If not, can someone show me why not, and explain what we can do?
 A: Showing that $\mathbf x_u$ and $\mathbf x_v$ are linearly independent everywhere is not quite enough; if you look closely at the definition of regular surface, you'll see that you also have to show that $\mathbf x$ is a homeomorphism onto its image. (In this case, for all points in $S$ we can take $U=\mathbb R^2$ and $V=\mathbb R^3$, so $V\cap S = S$.) 
To show that $\mathbb x$ is a homeomorphism onto its image, you can construct a continuous inverse explicitly.
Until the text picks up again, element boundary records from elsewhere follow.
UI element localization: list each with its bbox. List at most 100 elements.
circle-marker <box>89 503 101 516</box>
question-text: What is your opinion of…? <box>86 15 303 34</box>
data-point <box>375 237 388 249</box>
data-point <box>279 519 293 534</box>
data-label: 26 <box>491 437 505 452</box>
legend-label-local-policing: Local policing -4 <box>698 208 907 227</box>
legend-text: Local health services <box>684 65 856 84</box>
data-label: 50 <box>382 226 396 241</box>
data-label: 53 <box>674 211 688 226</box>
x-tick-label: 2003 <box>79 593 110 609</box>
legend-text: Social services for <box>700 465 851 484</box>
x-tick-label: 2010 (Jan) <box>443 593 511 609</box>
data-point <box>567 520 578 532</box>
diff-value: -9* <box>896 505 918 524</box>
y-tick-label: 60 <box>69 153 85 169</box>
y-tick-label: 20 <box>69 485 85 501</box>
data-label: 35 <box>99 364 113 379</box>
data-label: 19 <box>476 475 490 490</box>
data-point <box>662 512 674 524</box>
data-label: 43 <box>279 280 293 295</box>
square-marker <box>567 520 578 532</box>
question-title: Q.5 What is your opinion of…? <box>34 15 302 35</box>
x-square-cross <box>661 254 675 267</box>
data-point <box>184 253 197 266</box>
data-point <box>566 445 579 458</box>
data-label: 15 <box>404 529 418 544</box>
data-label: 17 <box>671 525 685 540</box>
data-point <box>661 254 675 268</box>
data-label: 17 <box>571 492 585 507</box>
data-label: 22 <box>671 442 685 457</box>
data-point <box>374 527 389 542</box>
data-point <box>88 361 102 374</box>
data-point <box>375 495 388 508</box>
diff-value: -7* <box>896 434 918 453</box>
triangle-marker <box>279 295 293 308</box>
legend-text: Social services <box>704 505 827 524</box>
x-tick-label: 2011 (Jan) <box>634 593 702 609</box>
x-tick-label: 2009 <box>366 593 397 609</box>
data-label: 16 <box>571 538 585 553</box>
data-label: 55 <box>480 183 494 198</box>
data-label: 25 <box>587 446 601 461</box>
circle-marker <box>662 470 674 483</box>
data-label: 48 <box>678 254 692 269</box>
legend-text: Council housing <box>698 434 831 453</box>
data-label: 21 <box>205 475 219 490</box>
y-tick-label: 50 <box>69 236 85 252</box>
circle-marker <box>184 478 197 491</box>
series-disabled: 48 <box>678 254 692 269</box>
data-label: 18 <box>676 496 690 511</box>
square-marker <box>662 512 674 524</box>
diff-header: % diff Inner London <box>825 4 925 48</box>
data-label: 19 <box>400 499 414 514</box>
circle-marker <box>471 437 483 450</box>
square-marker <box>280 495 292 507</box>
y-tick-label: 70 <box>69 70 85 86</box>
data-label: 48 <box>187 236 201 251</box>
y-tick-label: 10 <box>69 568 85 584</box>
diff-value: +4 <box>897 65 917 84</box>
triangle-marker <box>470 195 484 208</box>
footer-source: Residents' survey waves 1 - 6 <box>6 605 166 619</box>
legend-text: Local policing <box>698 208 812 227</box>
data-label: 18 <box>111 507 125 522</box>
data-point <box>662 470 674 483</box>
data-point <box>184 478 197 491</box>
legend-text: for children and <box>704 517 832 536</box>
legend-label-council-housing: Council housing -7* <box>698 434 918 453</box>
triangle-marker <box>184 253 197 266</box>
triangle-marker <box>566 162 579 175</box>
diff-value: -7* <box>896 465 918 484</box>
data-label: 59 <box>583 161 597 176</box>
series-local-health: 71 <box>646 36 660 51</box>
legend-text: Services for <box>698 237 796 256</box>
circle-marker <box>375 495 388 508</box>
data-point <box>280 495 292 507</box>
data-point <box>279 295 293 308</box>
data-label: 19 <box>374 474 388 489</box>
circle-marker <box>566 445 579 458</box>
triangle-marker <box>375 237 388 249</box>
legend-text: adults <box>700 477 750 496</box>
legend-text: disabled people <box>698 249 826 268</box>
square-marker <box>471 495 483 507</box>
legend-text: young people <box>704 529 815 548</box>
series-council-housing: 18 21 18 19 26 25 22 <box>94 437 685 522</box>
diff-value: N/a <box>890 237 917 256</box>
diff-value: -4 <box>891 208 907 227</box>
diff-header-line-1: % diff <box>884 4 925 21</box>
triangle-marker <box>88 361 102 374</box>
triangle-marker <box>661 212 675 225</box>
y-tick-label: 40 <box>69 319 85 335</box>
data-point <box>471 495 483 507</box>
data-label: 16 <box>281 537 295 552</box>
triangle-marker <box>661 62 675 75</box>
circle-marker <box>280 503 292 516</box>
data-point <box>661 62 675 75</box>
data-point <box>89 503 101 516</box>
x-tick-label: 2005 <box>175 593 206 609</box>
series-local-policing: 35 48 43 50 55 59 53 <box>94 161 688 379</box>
Define $\phi\colon S\to \mathbb R^2$ by 
$$
\phi(x,y,z) = 
\begin{cases}
\left(\dfrac{x}{\cos z},z\right), & \cos z \ne 0,\\[2ex]
\left(\dfrac{y}{\sin z},z\right), & \sin z \ne 0.
\end{cases}
$$
The two formulas for $\phi$ agree where they overlap, and at every point of $S$ either $\cos z$ or $\sin z$ is nonzero, so $\phi$ is globally defined and continuous. You can show by computation that $\phi\circ \mathbf x(u,v) = (u,v)$ for all $(u,v)\in\mathbb R^2$, and $\mathbf x\circ\phi(x,y,z) = (x,y,z)$ for all $(x,y,z)\in S$. Thus $\phi$ is a continuous inverse for $\mathbf x$, hence $\mathbf x$ is a homeomorphism onto its image.